Charles cast an eye upon the signature, then taking the quill himself, signed under it, then bore the document to the half-swooning bride.

"Keep this secure," he bade her. "It is your marriage-gift from me."Rhynsault's eyes gleamed. If his wife were to keep the deed, the thing was none so desperate after all. But the next moment he had other things to think of.

"Give me your sword," the Duke requested.

Wondering, the German unsheathed the weapon, and proffered the hilt to his master. Charles took it, and a stern smile played about his beardless mouth. He grasped it, hilt in one hand and point in the other. Suddenly he bent his right knee, and, bearing sharply downward with the flat of the weapon upon his thigh, snapped in into two.

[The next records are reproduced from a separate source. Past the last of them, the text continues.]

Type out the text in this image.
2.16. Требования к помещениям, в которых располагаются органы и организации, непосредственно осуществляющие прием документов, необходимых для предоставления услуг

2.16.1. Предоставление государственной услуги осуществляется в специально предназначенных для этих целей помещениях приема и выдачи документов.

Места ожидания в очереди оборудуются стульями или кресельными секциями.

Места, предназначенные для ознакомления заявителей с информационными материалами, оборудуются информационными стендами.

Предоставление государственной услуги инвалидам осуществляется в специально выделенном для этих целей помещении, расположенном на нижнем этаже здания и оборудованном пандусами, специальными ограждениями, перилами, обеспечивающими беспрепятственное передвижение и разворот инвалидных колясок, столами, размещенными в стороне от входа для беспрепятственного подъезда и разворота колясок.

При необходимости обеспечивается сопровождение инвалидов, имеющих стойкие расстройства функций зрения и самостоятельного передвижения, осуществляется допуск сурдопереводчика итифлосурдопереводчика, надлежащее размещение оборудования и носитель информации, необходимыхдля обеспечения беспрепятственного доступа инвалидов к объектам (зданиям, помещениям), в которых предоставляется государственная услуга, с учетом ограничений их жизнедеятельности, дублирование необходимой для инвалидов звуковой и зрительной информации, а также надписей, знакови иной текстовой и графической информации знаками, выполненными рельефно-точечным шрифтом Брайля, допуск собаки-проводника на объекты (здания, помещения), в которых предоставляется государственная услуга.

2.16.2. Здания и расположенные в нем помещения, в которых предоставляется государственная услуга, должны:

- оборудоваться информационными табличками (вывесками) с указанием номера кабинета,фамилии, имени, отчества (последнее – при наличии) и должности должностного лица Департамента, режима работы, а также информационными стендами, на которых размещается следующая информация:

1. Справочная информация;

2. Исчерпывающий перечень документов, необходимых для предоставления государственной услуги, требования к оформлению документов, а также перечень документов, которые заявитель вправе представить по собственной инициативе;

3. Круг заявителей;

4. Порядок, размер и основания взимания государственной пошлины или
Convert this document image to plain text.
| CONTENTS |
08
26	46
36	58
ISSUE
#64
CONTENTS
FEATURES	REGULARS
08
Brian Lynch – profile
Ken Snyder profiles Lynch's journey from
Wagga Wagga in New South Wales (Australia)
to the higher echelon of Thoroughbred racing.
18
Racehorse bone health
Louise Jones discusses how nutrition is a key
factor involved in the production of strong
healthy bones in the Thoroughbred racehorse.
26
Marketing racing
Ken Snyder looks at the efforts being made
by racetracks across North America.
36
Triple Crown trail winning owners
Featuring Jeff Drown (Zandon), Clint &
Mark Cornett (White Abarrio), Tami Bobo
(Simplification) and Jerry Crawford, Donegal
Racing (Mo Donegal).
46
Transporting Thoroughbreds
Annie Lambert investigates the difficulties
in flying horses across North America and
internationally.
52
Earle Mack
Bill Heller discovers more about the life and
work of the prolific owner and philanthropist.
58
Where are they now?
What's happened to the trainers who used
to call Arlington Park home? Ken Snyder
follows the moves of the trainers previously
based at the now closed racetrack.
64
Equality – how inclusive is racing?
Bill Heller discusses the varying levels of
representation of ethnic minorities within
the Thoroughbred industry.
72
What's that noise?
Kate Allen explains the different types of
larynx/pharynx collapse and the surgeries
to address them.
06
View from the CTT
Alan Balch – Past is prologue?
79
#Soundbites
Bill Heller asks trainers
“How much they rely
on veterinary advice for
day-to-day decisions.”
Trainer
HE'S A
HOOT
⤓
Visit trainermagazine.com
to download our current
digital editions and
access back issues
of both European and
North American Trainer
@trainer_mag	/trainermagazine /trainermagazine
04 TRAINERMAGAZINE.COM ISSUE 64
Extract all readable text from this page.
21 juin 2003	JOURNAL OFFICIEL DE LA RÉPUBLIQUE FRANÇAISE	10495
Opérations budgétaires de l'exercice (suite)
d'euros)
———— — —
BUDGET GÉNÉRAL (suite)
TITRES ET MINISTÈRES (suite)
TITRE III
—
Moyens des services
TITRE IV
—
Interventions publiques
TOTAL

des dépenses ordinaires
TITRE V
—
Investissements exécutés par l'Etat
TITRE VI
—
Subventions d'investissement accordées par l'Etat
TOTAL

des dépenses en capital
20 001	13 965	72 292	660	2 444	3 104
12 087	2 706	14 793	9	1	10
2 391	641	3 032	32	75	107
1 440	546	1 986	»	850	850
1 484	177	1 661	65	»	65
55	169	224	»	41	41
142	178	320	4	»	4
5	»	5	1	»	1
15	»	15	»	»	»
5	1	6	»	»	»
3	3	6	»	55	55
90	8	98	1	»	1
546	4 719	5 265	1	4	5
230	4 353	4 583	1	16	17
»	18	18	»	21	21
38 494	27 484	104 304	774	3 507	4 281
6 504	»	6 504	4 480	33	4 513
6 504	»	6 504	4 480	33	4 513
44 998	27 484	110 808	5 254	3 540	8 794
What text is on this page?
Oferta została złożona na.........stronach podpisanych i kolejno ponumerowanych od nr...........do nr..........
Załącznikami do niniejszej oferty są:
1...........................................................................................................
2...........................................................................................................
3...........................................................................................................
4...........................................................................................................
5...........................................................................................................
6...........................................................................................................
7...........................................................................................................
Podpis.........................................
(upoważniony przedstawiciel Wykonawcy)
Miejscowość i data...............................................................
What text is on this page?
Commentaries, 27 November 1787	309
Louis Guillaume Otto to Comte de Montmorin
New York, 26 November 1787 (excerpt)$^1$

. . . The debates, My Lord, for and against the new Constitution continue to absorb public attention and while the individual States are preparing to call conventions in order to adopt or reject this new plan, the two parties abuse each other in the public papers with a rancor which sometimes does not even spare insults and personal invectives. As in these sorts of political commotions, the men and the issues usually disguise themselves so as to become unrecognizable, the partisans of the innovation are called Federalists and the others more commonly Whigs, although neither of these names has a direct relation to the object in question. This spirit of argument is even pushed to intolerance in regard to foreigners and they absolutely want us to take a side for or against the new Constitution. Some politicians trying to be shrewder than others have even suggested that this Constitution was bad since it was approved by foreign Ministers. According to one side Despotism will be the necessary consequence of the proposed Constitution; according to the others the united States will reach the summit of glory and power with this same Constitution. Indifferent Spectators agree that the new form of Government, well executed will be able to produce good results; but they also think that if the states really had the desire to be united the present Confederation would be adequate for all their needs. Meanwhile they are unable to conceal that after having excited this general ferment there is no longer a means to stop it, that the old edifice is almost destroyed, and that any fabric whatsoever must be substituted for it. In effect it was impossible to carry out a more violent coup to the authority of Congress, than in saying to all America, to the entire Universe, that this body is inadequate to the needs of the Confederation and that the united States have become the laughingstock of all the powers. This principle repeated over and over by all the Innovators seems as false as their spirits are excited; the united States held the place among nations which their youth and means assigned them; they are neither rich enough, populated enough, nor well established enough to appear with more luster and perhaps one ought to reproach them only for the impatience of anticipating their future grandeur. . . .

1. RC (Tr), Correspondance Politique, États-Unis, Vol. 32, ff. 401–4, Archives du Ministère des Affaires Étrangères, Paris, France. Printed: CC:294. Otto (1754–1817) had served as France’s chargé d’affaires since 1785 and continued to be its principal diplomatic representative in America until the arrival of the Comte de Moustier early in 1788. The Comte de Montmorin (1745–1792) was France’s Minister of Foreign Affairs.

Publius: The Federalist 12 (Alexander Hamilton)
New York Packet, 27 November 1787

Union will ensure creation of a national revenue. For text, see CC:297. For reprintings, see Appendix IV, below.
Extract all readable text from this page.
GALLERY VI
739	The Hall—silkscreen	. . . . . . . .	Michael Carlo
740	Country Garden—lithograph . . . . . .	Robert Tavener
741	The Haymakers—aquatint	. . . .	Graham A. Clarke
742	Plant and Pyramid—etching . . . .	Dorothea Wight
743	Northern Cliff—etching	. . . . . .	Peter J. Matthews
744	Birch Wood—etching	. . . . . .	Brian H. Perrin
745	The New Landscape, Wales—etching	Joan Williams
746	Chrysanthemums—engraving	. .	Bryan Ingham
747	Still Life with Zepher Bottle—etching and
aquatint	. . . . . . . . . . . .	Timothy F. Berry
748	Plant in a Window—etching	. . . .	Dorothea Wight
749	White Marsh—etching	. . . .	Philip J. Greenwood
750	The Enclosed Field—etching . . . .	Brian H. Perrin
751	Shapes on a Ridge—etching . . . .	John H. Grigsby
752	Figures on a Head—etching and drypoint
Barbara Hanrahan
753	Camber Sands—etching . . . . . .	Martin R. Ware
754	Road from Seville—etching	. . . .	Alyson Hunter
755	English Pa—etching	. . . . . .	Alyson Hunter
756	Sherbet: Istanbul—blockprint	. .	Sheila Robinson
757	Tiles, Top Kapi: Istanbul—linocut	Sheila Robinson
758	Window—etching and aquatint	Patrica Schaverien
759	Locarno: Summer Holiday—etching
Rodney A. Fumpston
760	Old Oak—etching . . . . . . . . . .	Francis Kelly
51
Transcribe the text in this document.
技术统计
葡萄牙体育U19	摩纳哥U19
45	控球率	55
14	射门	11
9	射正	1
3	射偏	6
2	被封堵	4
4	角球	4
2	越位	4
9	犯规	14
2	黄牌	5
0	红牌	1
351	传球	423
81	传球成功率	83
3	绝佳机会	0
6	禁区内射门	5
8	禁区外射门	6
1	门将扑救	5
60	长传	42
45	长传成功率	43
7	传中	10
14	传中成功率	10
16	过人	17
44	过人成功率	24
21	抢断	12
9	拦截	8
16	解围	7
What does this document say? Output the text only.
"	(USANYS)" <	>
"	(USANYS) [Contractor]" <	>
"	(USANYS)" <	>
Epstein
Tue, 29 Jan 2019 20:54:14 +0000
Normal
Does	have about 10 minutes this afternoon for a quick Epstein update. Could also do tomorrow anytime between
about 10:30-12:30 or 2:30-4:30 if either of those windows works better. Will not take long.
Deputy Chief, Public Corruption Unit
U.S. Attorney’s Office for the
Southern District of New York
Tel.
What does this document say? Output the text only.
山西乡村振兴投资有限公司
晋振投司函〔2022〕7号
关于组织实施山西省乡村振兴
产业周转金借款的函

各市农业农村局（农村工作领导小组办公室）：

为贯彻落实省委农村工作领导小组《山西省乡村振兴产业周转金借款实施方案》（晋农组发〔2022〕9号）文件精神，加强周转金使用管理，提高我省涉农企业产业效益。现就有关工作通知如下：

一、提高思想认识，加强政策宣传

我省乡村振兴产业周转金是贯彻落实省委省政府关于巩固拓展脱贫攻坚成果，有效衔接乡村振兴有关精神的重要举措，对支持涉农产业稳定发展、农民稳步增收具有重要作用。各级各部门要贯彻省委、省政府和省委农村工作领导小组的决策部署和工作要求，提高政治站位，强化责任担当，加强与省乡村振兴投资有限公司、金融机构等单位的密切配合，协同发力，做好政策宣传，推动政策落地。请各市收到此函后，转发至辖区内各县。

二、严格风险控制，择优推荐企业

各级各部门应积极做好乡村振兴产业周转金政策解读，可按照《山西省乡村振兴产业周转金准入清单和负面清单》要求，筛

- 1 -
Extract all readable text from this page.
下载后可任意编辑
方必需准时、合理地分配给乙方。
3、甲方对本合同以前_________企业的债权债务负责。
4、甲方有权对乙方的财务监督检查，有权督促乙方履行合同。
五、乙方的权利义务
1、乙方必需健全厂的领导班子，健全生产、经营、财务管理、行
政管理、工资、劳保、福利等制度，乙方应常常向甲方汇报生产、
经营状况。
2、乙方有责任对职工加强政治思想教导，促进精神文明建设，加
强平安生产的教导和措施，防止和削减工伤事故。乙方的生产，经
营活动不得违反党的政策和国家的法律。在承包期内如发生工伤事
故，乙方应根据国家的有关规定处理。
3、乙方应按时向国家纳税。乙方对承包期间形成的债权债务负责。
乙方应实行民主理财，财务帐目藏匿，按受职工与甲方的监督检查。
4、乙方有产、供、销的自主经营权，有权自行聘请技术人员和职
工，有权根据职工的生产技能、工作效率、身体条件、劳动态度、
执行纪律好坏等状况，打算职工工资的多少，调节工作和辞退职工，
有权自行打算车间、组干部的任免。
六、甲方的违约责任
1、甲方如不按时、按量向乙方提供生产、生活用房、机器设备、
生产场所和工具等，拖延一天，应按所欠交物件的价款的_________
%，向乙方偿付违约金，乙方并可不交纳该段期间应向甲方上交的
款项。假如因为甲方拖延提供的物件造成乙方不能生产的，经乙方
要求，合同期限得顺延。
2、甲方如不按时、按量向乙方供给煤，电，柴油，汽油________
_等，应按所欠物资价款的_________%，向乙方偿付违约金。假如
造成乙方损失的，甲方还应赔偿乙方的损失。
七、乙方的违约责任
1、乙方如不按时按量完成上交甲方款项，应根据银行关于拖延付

"So much for that dishonourable blade," he said, and cast the pieces from him. Then he flung out an arm to point to Rhynsault. "Take him out," he commanded; "let him have a priest, and half an hour in which to make his soul, then set his head on a spear above the Cloth Hall, that men may know the justice of Charles of Burgundy."With the roar of a 'goaded bull the German attempted to fling forward. But men-at-arms, in steel and leather, who had come up quietly behind him, seized him now. Impotent in their coiling arms, he was borne away to his doom, that thereby he might complete the reparation of his hideous offence, and deliver Sapphira from the bondage of a wedlock which Charles of Burgundy had never intended her to endure.